Politique

Economie critique(s) : L’illusion de la « relance européenne »




À l’initiative de la France et de l’Allemagne, un plan de relance a été proposé par la Commission européenne pour un montant total de 750 milliards d’euros. Il pourrait donc être tentant d’y voir une étape décisive de la construction européenne au cœur de la crise du coronavirus.

Mais dans ce genre de négociations, le diable est toujours dans les détails. Il est probable qu’un accord finisse par être trouvé, mais son sens dépendra entièrement de ses modalités : sera-t-il étalé jusqu’en 2022 ou en 2024 ? Sera-t-il soumis à des conditions de « bonne gouvernance » de la part des pays du sud de l’Europe ? Sera-t-il plutôt composé de prêts ou de subventions ? La réponse à chacune de ces questions déterminera si les pays du nord continuent d’approfondir la mise sous tutelle des pays du sud ou si la construction européenne s’achemine réellement vers une nouvelle étape de son histoire.

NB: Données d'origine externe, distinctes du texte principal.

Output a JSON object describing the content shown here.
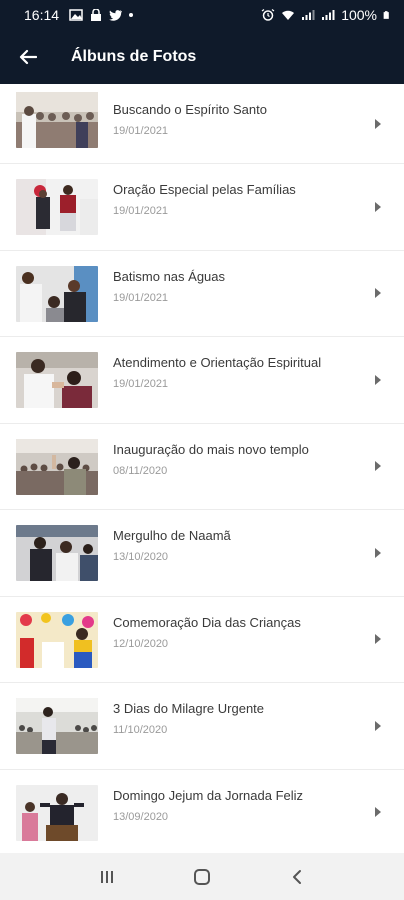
{
  "status_bar": {
    "time": "16:14",
    "battery": "100%",
    "icons_left": [
      "image-icon",
      "lock-icon",
      "twitter-icon",
      "dot-icon"
    ],
    "icons_right": [
      "alarm-icon",
      "wifi-icon",
      "signal-icon",
      "signal-icon",
      "battery-icon"
    ]
  },
  "app_bar": {
    "title": "Álbuns de Fotos",
    "back_icon": "arrow-left-icon",
    "color": "#0f1a2a"
  },
  "albums": [
    {
      "title": "Buscando o Espírito Santo",
      "date": "19/01/2021"
    },
    {
      "title": "Oração Especial pelas Famílias",
      "date": "19/01/2021"
    },
    {
      "title": "Batismo nas Águas",
      "date": "19/01/2021"
    },
    {
      "title": "Atendimento e Orientação Espiritual",
      "date": "19/01/2021"
    },
    {
      "title": " Inauguração do mais novo templo",
      "date": "08/11/2020"
    },
    {
      "title": "Mergulho de Naamã",
      "date": "13/10/2020"
    },
    {
      "title": "Comemoração Dia das Crianças",
      "date": "12/10/2020"
    },
    {
      "title": "3 Dias do Milagre Urgente",
      "date": "11/10/2020"
    },
    {
      "title": "Domingo Jejum da Jornada Feliz",
      "date": "13/09/2020"
    }
  ],
  "nav_bar": {
    "buttons": [
      "recent-apps-icon",
      "home-icon",
      "back-icon"
    ]
  }
}
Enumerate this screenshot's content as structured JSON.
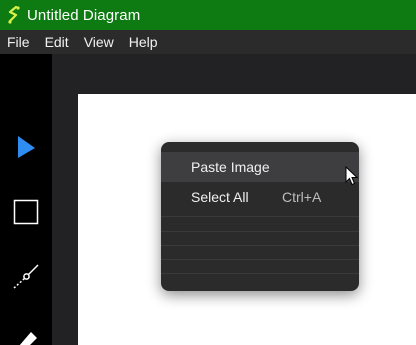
{
  "window": {
    "title": "Untitled Diagram"
  },
  "menubar": {
    "items": [
      "File",
      "Edit",
      "View",
      "Help"
    ]
  },
  "toolbar": {
    "tools": [
      "pointer-tool",
      "rectangle-tool",
      "connector-tool",
      "eraser-tool"
    ],
    "selected": "pointer-tool",
    "accent": "#2f8cf0"
  },
  "context_menu": {
    "items": [
      {
        "label": "Paste Image",
        "shortcut": "",
        "hovered": true
      },
      {
        "label": "Select All",
        "shortcut": "Ctrl+A",
        "hovered": false
      }
    ]
  },
  "colors": {
    "titlebar": "#0e7a12",
    "canvas": "#ffffff",
    "menu_bg": "#2b2b2b"
  }
}
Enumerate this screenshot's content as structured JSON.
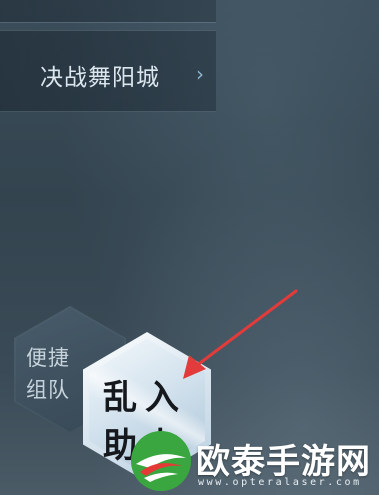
{
  "quest_panel": {
    "label": "决战舞阳城",
    "arrow_icon": "chevron-right-icon"
  },
  "quick_team": {
    "label": "便捷组队"
  },
  "join_button": {
    "label": "乱入助力",
    "label_visible": "乱入助"
  },
  "annotation": {
    "arrow_color": "#e23b3b"
  },
  "watermark": {
    "title": "欧泰手游网",
    "url": "www.opteralaser.com",
    "logo_colors": [
      "#3aa640",
      "#e53935",
      "#ffffff"
    ]
  }
}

Or, le rapport de force reste favorable aux pays du nord, et il est probable qu’ils parviennent à vider le plan de son sens fédéraliste malgré le retournement de la position allemande.

Les commentateurs naïfs qui ont comparé la proposition franco-allemande au moment historique où, en 1790, les États-Unis sont pleinement devenus un État fédéral en choisissant d’émettre une dette commune, risquent d’être vite déçus. À l’heure où nous écrivons, l’état des négociations prévoit déjà que de nombreuses « réformes » seront exigées des pays du sud pour recevoir les subventions. Autant dire qu’on est encore bien loin d’une situation où les États membres seraient traités par l’UE de la même manière que la France finance ses régions ou ses départements. De lourdes mesures d’austérité seront sans doute exigées pour le déblocage des fonds, mesures qui ne manqueront pas d’approfondir la faiblesse économique structurelle des pays du sud. Un remake à grande échelle de la crise grecque de 2015 est à craindre.

Étant avant tout un marché unique, l’Union Européenne a elle-même approfondi les conditions qui l’empêchent aujourd’hui de définir une politique de relance ambitieuse à échelle fédérale. En abattant les frontières économiques intérieures tout en maintenant ses frontières extérieures, elle a contribué à la polarisation du capitalisme européen : à l’image de ce qui s’est déroulé au XIXe siècle dans chaque pays pris séparément, les différents secteurs se sont concentrés dans des régions localisées. En résultent des spécialisations très inégales et des déséquilibres profonds, à l’avantage de pays comme l’Allemagne qui ont pu conserver voire développer leur tissu industriel tandis que les pays du sud, peu compétitifs, étaient dépouillés de leurs usines. Ce processus n’a eu de cesse de s’approfondir, de sorte que les intérêts des différents pays européens sont de plus en plus divergents sur le plan économique. Le transfert systématique des richesses entre les territoires reste à ce jour ce qui met en jeu l’existence même de la construction européenne.